A how-to guide to writing flash fiction.
Dufresne (MFA/Florida International Univ.; I Don’t Like Where This Is Going, 2016, etc.) has written many novels and stories and a number of books about writing. Here, he focuses on writing a specific kind of fiction: flash fiction, aka micro, mini, short-short, pocket-size, etc. The author describes it as “narrative (or it’s not) that is distilled and refined, concentrated, layered, coherent, textured, stimulating, and resonant, and it may prove to be the ideal form of fiction for…an age of shrinking attention spans and busy and distracted lives.” His ambitious goal is to demystify the writing process and discuss the craft of storytelling. He provides many samples of flash fiction, including graphic ones, by a wide array of writers (these make up most of the book), with some sharp critical analysis, prompts, and exercises along the way, all in a little over 200 pages.
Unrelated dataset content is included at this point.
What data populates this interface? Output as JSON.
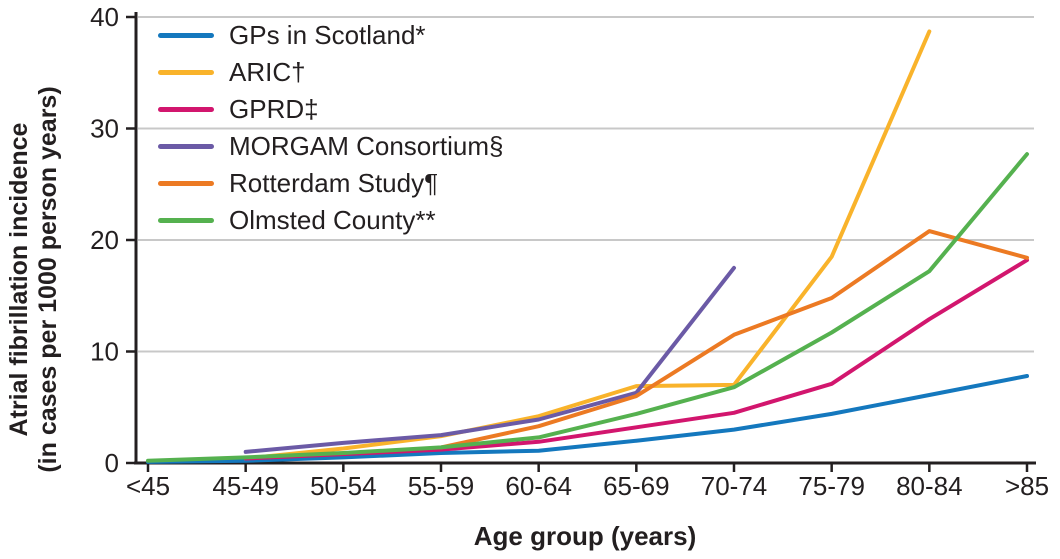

Scattered throughout are epigraphs, also short—“style is the difference between a circle and the way you draw it” (Pablo Picasso)—to inspire would-be word flashers and MFA students looking to get in on the mini-bandwagon. Dufresne provides minilectures on myths, stories in general, short stories—what William Trevor described as “an explosion of truth”—and very short stories, which aren’t new (Dufresne references Borges’ Ficciones and Kafka’s Parables and Paradoxes). The author is not afraid to cite those who are prescriptive in their definitions—e.g., in The Fiction Dictionary, Laurie Henry writes that a short-short is a “complete story of 1,500 words max and around 250 words minimum.” Some of the other cited authors include Steve Almond, Denise Duhamel, Lee Martin, and Debra Monroe.
Not the place to learn about the short story genre itself but a good place to learn how to write some really, really short ones.